Many of these traits are blended and some parents exhibit several of them at once. Thinking of who your parents were within these 12 types can help you make sense of how you were parented and the impact it had on you growing up and into adulthood.

So What Can You Do To Heal?

Sadly there are no short cuts when you’ve experienced neglect. The road to reconnection with yourself can be painstaking. The start is to acknowledge that things aren’t ok as they are right now, and that your experience of neglect was real for you. And that’s when the healing can begin.
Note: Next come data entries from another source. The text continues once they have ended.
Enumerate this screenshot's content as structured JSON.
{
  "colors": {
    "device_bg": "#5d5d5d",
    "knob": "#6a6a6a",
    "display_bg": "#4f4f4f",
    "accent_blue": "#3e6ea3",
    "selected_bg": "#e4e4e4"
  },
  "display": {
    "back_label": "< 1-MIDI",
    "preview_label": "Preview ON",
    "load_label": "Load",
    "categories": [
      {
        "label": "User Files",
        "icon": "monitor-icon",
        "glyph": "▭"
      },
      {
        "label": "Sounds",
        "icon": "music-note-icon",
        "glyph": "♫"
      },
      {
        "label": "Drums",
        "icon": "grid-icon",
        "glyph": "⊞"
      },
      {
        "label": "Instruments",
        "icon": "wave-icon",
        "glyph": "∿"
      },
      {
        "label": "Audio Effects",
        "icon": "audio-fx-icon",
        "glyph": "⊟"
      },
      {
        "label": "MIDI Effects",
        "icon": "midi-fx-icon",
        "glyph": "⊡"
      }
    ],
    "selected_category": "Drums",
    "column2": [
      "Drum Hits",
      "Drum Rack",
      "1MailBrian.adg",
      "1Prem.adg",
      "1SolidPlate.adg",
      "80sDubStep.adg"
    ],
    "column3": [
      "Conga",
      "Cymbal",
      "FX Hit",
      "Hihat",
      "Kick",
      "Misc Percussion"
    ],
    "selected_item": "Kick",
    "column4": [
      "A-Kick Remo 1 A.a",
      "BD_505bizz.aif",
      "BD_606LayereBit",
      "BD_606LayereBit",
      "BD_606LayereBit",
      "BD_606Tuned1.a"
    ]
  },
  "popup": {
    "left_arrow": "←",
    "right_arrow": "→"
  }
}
You may need to relearn a language for your feelings and experiences on your own terms rather than others’. You might also need to rediscover how to like and love yourself for who you really are, taking care of your feelings and needs with equal value alongside those you care for.

Reading Running on empty is also a great start. It may help you make sense of what has been a background feeling, a hint of something not being right - or it might shout out at you: "this is me".

Ask yourself these questions often:

What’s wrong? Why did you do that? Why do you say that? How do you feel? What do you want?

What are you afraid of? What are you worried about? What’s making you angry, sad, hurt, etc?

  • Listen carefully to your answers: These are difficult questions which may be hard to answer, but the simple act of asking and tuning in to yourself starts to break down the wall between you and your emotions.

  • Be mindful that your goal is to feel and manage your emotions. This is perhaps the most difficult step. When you can discern what you’re feeling, it’s time to work on learning to tolerate, control, and appropriately express your feelings.

  • Never judge yourself for what you’re feeling. It’s what you do with a feeling that matters. Judge yourself only for your actions, not your emotions.

This article is provided for educational purposes only. It is not intended as a substitute for professional therapy, diagnosis, or medical advice. If you are seeking support, please consult with a qualified mental health or healthcare provider.